I do not know of any situation that has ever gotten better by adding more lawyers.

Anonymous said...

@10:27

I'm curious as to why you think that "adding lawyers," for instance encouraging more representation of disability claimants, is a bad thing.

Anonymous said...

@8:18

The system has to allow appeals and new filings because adjudicators do sometimes make mistakes, and medical conditions can change for the worse. Many medical conditions are degenerative and get worse with time.

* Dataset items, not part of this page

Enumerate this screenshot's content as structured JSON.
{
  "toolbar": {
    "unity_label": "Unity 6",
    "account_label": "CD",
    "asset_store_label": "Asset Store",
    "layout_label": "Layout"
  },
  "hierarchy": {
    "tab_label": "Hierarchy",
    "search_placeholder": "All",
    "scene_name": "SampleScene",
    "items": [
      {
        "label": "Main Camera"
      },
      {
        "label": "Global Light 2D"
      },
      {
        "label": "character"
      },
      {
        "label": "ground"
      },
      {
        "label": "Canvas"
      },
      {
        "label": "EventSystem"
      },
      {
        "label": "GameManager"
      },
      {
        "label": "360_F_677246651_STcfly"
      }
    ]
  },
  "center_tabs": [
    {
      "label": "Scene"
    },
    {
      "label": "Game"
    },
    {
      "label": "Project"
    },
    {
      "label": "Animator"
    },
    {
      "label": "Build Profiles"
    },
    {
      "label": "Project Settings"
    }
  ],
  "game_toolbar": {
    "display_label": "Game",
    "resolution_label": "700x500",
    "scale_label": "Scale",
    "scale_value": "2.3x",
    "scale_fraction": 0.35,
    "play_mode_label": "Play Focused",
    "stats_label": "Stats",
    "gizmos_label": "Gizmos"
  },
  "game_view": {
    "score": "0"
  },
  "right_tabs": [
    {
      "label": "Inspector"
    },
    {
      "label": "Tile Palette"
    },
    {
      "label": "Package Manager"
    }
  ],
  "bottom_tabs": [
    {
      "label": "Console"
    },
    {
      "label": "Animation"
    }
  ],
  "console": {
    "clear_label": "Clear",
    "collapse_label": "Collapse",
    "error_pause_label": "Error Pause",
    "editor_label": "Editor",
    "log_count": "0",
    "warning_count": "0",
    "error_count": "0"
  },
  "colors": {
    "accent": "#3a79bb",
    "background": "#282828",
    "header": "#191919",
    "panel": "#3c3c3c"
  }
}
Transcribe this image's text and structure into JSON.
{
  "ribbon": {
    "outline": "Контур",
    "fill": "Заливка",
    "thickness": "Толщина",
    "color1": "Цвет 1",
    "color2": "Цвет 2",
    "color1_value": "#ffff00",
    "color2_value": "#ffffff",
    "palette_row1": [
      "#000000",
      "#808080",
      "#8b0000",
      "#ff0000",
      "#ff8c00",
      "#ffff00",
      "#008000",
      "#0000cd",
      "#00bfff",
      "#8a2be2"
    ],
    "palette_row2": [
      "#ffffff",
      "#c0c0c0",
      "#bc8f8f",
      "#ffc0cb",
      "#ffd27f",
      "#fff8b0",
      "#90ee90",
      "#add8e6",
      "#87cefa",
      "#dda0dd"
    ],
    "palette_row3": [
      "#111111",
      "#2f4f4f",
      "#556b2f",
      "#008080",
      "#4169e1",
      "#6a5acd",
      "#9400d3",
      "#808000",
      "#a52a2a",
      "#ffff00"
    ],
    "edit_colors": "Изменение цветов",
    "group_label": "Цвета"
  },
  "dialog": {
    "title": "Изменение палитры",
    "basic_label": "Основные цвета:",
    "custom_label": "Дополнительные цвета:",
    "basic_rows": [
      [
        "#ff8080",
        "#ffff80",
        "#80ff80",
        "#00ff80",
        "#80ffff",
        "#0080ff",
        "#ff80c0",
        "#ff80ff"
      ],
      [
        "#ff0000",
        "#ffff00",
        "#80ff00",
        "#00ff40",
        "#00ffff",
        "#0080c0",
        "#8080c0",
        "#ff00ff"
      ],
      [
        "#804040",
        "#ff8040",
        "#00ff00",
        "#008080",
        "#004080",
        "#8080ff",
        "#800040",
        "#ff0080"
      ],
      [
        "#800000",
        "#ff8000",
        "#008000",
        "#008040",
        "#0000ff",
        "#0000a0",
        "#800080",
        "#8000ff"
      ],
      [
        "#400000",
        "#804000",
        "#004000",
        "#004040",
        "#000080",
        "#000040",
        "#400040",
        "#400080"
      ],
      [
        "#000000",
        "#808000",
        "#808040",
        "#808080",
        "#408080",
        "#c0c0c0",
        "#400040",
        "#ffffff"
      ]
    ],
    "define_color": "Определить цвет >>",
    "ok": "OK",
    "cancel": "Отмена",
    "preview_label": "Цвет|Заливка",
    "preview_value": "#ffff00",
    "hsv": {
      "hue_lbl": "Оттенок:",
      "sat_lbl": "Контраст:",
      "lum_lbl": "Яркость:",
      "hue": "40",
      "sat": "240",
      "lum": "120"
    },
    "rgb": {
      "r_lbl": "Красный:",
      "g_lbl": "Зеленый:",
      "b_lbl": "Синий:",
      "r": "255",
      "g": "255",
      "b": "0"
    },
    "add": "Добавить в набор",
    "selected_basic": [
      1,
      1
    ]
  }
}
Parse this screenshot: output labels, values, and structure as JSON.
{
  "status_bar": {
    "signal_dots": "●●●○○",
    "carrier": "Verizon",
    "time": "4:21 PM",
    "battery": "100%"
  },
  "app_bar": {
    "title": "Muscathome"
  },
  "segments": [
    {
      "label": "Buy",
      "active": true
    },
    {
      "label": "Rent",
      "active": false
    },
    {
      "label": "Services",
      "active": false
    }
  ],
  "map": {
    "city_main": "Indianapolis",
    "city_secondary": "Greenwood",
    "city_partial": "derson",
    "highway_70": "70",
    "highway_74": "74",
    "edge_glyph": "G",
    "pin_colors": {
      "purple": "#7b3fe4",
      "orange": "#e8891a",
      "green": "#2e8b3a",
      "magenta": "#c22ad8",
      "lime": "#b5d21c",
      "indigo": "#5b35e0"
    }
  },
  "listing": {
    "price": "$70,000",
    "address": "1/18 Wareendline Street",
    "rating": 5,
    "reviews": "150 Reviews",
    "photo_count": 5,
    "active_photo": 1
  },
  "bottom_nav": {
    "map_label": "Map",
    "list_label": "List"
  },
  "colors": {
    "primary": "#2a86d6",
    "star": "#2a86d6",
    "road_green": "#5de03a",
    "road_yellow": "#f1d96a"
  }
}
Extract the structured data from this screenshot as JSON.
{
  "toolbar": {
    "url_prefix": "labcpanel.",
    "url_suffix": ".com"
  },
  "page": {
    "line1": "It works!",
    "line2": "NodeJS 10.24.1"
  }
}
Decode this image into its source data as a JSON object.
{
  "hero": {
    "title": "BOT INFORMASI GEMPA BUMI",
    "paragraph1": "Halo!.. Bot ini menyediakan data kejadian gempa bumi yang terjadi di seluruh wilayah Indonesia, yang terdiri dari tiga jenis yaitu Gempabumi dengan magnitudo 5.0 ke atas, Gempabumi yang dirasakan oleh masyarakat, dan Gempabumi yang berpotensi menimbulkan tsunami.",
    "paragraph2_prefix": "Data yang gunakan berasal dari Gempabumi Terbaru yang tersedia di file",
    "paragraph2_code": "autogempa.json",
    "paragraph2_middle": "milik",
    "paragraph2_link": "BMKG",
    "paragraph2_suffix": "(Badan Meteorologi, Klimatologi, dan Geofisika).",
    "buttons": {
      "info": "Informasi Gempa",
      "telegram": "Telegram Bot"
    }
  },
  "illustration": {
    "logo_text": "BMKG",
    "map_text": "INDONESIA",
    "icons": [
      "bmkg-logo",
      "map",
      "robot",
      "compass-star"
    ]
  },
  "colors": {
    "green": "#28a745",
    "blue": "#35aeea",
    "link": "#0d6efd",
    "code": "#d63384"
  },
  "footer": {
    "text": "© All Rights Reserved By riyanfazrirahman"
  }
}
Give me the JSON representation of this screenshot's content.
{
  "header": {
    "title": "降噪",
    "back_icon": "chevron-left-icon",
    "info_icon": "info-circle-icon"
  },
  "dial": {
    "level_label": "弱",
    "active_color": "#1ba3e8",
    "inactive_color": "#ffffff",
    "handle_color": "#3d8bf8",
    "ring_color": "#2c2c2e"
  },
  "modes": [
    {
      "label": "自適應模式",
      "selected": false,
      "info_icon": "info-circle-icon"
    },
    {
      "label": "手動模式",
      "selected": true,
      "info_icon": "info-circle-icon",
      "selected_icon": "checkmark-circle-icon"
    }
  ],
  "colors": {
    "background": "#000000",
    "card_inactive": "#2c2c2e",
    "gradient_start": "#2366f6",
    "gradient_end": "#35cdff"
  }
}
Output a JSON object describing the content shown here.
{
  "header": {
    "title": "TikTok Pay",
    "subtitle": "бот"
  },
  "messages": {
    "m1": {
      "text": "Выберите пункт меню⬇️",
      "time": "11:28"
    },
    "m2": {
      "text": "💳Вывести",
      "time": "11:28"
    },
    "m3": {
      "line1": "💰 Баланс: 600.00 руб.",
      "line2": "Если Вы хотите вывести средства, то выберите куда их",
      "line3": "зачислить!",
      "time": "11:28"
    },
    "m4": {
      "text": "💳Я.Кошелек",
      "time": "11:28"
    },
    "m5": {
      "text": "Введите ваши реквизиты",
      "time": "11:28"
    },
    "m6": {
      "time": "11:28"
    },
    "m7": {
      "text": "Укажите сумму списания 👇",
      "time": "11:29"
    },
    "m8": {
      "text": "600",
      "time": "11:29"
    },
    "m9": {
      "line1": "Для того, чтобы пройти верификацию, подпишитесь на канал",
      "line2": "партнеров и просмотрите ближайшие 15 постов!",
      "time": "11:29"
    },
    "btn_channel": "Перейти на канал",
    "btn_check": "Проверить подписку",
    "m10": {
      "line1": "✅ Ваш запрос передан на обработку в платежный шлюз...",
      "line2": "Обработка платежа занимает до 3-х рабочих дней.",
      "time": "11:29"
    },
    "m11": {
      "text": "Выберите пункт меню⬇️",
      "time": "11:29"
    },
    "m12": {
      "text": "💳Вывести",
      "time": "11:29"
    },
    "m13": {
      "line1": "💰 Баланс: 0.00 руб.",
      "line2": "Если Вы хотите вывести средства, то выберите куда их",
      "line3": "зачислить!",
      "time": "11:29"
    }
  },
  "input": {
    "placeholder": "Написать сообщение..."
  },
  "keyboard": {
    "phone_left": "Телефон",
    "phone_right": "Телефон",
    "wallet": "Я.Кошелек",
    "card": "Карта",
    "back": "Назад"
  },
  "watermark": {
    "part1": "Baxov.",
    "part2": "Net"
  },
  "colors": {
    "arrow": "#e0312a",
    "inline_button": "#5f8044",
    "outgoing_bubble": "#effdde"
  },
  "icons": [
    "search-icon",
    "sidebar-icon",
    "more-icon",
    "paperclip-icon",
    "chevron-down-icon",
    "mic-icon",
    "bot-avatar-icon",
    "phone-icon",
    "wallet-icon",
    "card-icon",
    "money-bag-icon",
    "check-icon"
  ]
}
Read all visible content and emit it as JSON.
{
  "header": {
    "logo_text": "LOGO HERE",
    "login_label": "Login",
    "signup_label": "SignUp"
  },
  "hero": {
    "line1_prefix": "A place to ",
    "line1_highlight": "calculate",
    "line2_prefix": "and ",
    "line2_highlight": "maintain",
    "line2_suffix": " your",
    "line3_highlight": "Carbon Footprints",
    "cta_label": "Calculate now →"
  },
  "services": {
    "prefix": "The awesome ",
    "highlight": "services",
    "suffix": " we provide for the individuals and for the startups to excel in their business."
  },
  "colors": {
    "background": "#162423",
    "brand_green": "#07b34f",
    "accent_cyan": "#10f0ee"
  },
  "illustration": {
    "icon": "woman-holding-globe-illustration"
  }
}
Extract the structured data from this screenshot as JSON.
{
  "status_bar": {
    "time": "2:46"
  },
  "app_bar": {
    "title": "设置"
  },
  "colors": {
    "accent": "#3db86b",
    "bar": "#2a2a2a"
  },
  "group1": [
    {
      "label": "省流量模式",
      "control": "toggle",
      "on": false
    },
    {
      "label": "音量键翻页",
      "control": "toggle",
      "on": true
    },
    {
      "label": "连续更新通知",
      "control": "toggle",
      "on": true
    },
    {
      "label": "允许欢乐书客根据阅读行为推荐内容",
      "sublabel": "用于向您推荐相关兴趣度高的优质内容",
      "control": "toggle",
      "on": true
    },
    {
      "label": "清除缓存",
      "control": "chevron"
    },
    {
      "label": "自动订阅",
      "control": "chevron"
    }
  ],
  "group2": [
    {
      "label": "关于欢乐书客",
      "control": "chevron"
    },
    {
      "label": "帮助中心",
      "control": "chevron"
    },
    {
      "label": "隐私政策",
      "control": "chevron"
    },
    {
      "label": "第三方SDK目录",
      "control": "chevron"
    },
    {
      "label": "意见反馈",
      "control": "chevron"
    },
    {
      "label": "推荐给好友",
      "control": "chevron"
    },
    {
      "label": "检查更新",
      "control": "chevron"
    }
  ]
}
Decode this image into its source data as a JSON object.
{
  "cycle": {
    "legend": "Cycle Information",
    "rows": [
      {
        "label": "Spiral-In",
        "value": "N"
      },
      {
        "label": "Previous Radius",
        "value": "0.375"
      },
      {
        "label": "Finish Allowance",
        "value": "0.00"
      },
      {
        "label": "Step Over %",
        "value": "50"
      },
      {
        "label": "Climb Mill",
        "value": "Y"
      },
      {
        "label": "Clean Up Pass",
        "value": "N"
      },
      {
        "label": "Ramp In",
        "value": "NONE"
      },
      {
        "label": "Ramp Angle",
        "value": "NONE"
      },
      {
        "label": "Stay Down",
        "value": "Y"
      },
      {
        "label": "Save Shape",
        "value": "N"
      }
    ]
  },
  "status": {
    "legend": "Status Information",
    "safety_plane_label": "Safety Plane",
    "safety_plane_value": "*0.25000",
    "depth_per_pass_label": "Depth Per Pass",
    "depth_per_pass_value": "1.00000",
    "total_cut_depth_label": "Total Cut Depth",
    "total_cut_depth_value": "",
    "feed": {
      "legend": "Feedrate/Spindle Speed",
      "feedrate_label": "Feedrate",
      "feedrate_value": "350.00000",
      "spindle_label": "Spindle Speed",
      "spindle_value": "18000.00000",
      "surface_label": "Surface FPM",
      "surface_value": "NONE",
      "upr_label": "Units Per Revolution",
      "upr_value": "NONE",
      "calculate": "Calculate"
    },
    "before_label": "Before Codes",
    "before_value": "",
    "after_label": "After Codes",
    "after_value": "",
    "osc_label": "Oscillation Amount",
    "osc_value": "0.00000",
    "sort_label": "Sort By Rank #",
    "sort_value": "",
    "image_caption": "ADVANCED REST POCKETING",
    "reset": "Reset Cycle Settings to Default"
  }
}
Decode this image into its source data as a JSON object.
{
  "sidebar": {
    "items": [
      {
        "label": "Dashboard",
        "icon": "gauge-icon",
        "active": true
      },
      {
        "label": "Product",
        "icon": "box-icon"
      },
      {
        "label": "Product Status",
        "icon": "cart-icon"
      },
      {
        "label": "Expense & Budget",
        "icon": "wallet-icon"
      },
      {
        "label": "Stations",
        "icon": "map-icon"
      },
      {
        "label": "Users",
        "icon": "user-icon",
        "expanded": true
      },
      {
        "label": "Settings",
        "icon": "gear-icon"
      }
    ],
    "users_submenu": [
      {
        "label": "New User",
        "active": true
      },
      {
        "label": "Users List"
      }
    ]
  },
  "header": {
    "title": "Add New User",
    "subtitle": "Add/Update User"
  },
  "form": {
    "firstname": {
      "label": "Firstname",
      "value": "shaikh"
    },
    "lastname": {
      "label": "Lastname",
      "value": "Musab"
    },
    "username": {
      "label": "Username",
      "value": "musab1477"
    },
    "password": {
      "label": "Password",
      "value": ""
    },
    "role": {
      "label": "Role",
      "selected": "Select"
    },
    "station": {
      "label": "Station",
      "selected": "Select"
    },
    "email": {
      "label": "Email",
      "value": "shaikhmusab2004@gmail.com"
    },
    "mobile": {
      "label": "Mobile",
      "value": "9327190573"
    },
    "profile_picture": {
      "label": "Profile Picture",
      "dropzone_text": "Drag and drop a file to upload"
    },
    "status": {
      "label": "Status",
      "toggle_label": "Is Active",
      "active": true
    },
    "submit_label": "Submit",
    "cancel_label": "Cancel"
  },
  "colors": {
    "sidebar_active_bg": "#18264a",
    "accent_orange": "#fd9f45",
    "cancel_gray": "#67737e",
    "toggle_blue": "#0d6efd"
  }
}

Yes, some file even though they don't meet the disability standard. However, the disability standard is complex and difficult to understand for a lay person, perhaps impossible to understand for some people with limited education and/or mental illness. There are many documented examples of highly educated ALJs (whose job it is to understand and apply the disability standards) making errors in applying those standards. That being true you should not be surprised that some claimants may not have perfect knowledge of whether they meet the disability standard when they file.

Tim said...

10:27 AM I don't consider Ankylosing Spondylitis and Fibromyalgia to be "little things." Neither would anyone else unfortunate to have them. I think a lot of it is familiarity. People hear cancer or brain tumor or ALS and they know what that means. Lupus? What's that? Rheumatoid arthritis... I hear that's terrible! Osteoarthritis? Well, EVERYBODY has that. Some diseases, like ALS, have listings that people are quickly going to meet. Others, like Ankylosing Spondylitis, have listings set so only a few will ever meet them. In fact, the listing for AS seems DESIGNED that way. I also had epilepsy until I was 33. People would see me have a seizure or hear about it and the grand mals had huge impacts on them. The same people who have seen me with a migraine, caused by dry eye syndrome/eyelashes in eye, say something like, "Oh, that's not good. I get headaches, too." The migraines I am talking about make my head feel like it's going to explode... and sometimes wish it would... just to get it over with. For me, the migraines are far more debilitating, far more frequent and last far longer. The ALJ seemed much more interested in seizures I no longer have and was dismissive about the migraines. He didn't include it at all in his hypothetical, nor several other things. Basically, he just went with DDS's initial RFC, which allowed him to deny, while dismissing all the evidence that contradicted it.

Anonymous said...

@6:05 SSDI is a lot like LTD claims, all of which are completed much cheaper and much faster than SSDI and all without the aid of an Almost Like a Judge or a Representative (Atty or non-Atty). This isn't rocket science, but I do enjoy the Molehill Mountain made of it here.

Anonymous said...

@ 818--Well those that file for T2 eventually won't be able to file when they are denied and have appealed through their date last insured. Then they become a technical denial--usually. But SSI folks can file forever since they don't have to meet insured status.

Anonymous said...

"A hearing is scheduled after applicants have already been denied." Mull that sentence over a couple of times.

Anonymous said...

They have been denied, in most instance twice, initial and recon. Nothing to mull there.

Unknown said...

What about the fact that DDS adjudicators often have little to no medical or disability claims experience? In one office in San Francisco a senior DDS examiner use to be a graphics designer.

How about hiring claims examiners who actually have the background and experience to adjudicate claims properly?

Also why are hearing offices making claimants wait 6 months for a formal decision when they already know how the ALJ has decided?